Yesterday afternoon was busy with "Bubba's" lighting off their Bambi Cannons. With Friday being opening day for firearm deer in Michigan,I expect a lot more cannon fodder going off today with the deer camp residents repopulating completely .

They'll say later, there's no deer here.

Like I said before,with the high cost of ammo we no longer give a warning shot. Why give the deer any.


----------



## Moonshinedave (Mar 28, 2013)

I generally go to Cabella's online for 22lr and most other ammo. I order it and have it sent to the store near me (no shipping charge). Cabella's has a one box limit on 22lr, but I order one box a day for a few days in a row, then wait to pick up several orders at one time. No massive stockpile all at once, but over time it does add up. Fact is, I am about where I feel I need to be 22lr ammo-wise.
As a matter of fact, I just checked a few minutes ago (11-14-13 @9:00am eastern time) they had 100pk 22lr Winchester $6.99.


----------



## indie (Sep 7, 2013)

troyp47000 said:


> Ammo shortage ended about a month ago in wa state. Except 22lr.

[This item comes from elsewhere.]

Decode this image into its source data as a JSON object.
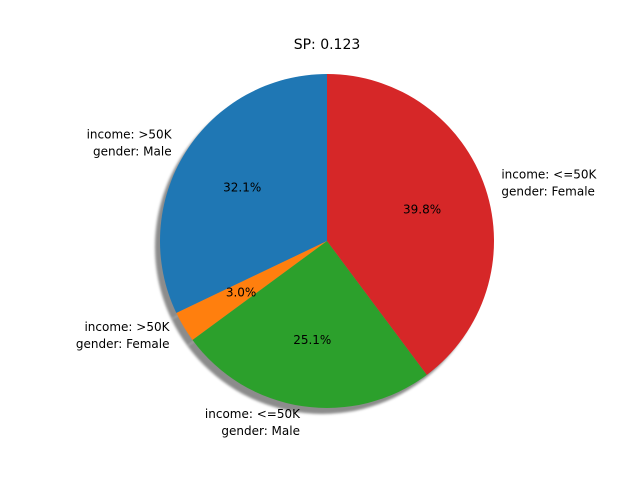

Someone obviously forgot to give my town the memo. Three stores with ammo and I'm lucky to find a single box of 38, 40, 45 or 357. Then we headed to Cabela's across the state line and they had NONE of those. Bare shelves everywhere you look. Same at a Wally near Cabela's.


----------



## rice paddy daddy (Jul 17, 2012)

indie said:


> Someone obviously forgot to give my town the memo. Three stores with ammo and I'm lucky to find a single box of 38, 40, 45 or 357. Then we headed to Cabela's across the state line and they had NONE of those. Bare shelves everywhere you look. Same at a Wally near Cabela's.


I have the same problem with some of my calibers, even during good times. 32-20, 45-70, 22 Hornet, 8MM Mauser.
I just like old guns, even though I do have some that are fairly modern.
"Keepin' it real with wood and steel".


----------